Many people are risk-averse, meaning that they don’t like to make what they perceive as high-risk investments in the stock market. Instead, they hold their money in cash or they plow it back into their own companies to increase the scope of their operations.
The problem with this is that they could be missing a trick. Keeping your money in cash offers no return (and in fact can be a negative return if inflation is high). And investing in your own company might not represent the highest rate of return you could achieve. For instance, you might put money into a new advertising campaign to win new business, but if you’ve already saturated your market, additional advertising is unlikely to have a positive ROI.
According to a study by UBS, millennials are particularly prone to conservative investing compared to Boomers and Gen Xers. They hold more than 52 percent of their savings in cash, more than any other generation before them.
So what options are out there that are lower risk but will still generate decent returns?
Be A Market Participant, Not A Market Beater
Many people have this idea that when they buy company shares, they have to somehow figure out a way to beat the market in the process, buying and selling at the opportune moment. Unfortunately, investors who behave like this often end up losing since the big players have more data and faster reactions when prices change. According to Michael Kitches, a financial planning blogger, hardly anybody goes through a bull or bear market and comes out the other side better off than if they’d just stuck with an index fund.
Invest In A Broad And Diversified ETF Portfolio
ETFs or exchange-traded funds are a way to keep your investing costs low. With most investments, the small fees charged by money managers can quickly add up and eat into your overall pot of wealth, especially for things like 401(k)s.
This is why going with ETFs and index funds is such a good idea for risk-averse investors. The costs are low, and the risks are even lower. With indexed funds and ETFs, you’re not at risk of one particular company in a sector going bankrupt. Instead, the money you collect is a rising tide across an entire industry.

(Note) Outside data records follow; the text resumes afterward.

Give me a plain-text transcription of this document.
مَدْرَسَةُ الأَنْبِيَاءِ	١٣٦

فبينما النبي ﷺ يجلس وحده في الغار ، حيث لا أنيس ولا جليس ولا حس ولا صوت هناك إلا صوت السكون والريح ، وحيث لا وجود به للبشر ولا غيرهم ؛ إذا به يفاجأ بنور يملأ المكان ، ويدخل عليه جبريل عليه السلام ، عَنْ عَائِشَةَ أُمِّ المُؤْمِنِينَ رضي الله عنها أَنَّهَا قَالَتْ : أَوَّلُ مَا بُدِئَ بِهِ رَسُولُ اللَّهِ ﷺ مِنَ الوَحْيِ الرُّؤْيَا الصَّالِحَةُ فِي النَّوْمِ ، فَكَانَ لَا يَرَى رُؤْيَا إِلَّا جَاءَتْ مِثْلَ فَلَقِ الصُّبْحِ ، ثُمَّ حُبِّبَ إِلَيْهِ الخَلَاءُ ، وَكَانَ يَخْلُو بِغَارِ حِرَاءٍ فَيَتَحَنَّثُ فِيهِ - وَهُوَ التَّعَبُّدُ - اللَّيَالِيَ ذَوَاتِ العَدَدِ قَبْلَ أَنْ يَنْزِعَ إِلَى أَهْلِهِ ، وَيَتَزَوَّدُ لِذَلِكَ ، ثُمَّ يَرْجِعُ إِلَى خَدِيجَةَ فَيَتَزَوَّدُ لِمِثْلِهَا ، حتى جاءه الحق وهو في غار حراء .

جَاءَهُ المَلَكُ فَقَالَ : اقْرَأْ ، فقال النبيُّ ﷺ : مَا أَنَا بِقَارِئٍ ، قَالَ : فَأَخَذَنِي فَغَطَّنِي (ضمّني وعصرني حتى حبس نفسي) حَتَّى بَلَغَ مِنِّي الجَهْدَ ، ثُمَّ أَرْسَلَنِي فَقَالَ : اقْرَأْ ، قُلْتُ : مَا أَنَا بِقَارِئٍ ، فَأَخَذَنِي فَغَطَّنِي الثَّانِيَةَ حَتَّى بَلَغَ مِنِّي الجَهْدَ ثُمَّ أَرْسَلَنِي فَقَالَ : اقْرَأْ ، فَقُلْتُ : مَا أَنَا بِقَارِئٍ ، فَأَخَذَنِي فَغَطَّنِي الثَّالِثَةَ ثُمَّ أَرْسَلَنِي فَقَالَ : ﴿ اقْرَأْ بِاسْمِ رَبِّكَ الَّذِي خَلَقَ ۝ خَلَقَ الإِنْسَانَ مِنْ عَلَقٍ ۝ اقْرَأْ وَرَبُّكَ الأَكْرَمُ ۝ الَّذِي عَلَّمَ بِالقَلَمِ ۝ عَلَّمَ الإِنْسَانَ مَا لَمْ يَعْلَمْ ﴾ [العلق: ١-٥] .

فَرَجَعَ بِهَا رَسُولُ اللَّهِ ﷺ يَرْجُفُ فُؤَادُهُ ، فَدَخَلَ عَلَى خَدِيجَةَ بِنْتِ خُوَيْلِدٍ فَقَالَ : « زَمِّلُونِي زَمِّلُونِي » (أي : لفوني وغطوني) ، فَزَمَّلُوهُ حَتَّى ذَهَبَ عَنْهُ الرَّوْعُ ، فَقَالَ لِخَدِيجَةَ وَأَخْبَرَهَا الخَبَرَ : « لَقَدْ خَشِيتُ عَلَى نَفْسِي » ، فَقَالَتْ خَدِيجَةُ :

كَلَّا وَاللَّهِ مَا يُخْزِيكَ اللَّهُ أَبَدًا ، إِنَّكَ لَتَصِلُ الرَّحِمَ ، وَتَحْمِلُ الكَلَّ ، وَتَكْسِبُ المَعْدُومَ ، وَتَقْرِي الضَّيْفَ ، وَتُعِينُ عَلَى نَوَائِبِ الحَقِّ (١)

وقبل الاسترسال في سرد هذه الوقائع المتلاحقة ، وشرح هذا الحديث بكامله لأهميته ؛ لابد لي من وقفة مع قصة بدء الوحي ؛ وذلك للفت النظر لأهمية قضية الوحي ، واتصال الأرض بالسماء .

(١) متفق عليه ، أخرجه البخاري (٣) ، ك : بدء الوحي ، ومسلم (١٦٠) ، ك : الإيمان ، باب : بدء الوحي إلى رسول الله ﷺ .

If You Want To Invest In Stocks, Allocate A Small Proportion Of Your Portfolio
There’s nothing wrong with investing in stocks in principle. You’ll get a higher return, but you’ll also have to accept a higher risk. The best thing to do, once you’ve got a little nest egg established, is to go to your financial planner and find out the next set of moves that are in your financial interest.
Kitches says that if you want to try your hand at stock investing, you should do so with a portion of your portfolio and have fun with it. There’s a chance you’ll make out with a lot of money, but there’s also a chance that you’ll end up losing money if company profitability tanks.